Coming back to Hali’s apparent aversion to ghazal, Dr Haq said that in his book he was forming a formula about poetry and stating that poetry had one ultimate aim. “But poetry has multiplicity of meanings. A ghazal will have a verse about happiness and the next will be about sadness.”
All this was reflected in his own ghazals, Dr Haq pointed out and read out several verses composed by Hali to further illustrate his point. Shibli also wrote 12 pointers necessary for composing ghazals but he too departed from his formula.
This was necessary especially following the 1857 mutiny when the likes of Hali and Shibli were concerned that Urdu, Arabic and Persian would perhaps disappear and so they took it upon themselves to compose ghazals that gave rise to new meters and took it to a level of a universal experience.
“Hali and Shibli rescued Urdu poetry. They re-conceived Urdu poetry and took it towards a transformation that was the need of the hour.”
According to Dr Haq, there is a difference between versification and poetry. “Outstanding poetry happens when there is poetic departure and a poet is able to take universal meaning out of immediate events.”
Reflecting on the life of Shibli, he said: “He wrote the first volume of Seerat-un-Nabi. And I have already mentioned earlier that he was friends with Atiya Fayzee, which means he must have been a pleasant and delightful (bagh-o-bahar) man.”

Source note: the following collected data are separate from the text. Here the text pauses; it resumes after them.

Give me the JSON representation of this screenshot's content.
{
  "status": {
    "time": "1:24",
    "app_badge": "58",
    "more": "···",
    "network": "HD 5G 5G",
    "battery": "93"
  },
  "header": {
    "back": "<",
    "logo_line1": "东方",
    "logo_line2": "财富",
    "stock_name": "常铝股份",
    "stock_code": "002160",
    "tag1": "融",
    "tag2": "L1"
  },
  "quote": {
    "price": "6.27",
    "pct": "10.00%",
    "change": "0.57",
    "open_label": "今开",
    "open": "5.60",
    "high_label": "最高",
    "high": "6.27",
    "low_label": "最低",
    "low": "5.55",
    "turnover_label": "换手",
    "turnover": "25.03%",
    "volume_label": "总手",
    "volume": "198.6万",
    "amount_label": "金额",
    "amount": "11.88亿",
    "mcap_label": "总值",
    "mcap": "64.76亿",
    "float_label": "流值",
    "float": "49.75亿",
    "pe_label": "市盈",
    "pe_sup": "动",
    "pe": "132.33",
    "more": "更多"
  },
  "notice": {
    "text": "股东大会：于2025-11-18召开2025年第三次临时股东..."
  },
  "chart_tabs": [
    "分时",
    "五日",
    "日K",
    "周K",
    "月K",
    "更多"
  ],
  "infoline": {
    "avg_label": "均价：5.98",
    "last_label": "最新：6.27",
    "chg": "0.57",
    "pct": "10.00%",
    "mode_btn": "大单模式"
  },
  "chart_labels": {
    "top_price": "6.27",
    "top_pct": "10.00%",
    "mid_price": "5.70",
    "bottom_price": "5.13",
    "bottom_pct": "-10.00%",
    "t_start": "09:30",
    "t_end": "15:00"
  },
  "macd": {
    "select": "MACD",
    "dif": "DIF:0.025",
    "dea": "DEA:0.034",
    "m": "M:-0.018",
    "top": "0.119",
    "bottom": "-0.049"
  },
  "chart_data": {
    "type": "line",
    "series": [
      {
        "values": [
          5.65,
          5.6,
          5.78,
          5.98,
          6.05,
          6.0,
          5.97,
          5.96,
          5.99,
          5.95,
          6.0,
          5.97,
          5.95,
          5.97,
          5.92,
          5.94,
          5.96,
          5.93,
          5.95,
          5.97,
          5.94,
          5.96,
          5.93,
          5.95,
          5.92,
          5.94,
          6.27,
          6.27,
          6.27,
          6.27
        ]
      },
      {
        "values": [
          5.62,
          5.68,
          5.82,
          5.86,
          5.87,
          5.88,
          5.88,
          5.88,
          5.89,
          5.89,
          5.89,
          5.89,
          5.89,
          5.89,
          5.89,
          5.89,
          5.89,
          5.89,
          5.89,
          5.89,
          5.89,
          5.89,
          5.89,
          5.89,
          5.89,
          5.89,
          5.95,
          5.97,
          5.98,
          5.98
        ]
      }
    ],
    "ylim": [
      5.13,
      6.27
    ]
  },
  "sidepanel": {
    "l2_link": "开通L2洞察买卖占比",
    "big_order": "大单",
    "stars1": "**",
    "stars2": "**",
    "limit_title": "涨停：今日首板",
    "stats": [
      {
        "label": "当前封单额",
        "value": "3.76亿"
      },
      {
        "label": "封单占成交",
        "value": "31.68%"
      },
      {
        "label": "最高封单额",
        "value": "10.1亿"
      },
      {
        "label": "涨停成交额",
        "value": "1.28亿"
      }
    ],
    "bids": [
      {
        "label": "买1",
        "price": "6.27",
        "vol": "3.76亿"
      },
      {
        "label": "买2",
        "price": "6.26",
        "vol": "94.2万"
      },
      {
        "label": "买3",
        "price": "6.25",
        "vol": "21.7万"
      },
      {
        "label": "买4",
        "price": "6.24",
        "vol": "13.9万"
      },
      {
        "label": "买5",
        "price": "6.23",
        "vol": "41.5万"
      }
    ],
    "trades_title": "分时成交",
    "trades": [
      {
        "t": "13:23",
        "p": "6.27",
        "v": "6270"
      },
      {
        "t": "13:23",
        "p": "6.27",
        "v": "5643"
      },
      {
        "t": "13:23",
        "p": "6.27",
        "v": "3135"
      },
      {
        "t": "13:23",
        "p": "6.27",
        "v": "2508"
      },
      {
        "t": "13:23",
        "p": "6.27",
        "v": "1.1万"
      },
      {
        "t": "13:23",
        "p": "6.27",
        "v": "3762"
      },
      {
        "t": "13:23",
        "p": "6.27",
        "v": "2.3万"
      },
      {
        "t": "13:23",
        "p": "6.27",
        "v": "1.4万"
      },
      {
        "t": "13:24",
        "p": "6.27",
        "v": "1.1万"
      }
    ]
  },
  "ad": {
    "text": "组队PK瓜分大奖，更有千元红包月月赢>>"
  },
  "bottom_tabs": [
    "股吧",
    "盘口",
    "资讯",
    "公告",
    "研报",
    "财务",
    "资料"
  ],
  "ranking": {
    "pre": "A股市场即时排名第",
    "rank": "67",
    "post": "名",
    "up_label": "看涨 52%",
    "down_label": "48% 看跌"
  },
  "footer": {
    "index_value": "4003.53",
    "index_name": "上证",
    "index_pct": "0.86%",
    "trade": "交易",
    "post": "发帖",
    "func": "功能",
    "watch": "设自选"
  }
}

Others who spoke on the occasion were Dr Fatema Hassan who informed the sizeable audience that both Hali and Shibli were the first office-bearers of the Anjuman, and Dr Zafar Iqbal of Federal Urdu University who said that Shibli was a vociferous critic of imperialism while Dr Abul Hasan Naghmi discussed the propagation of Urdu literature in the United States where he had been working for nearly 40 years.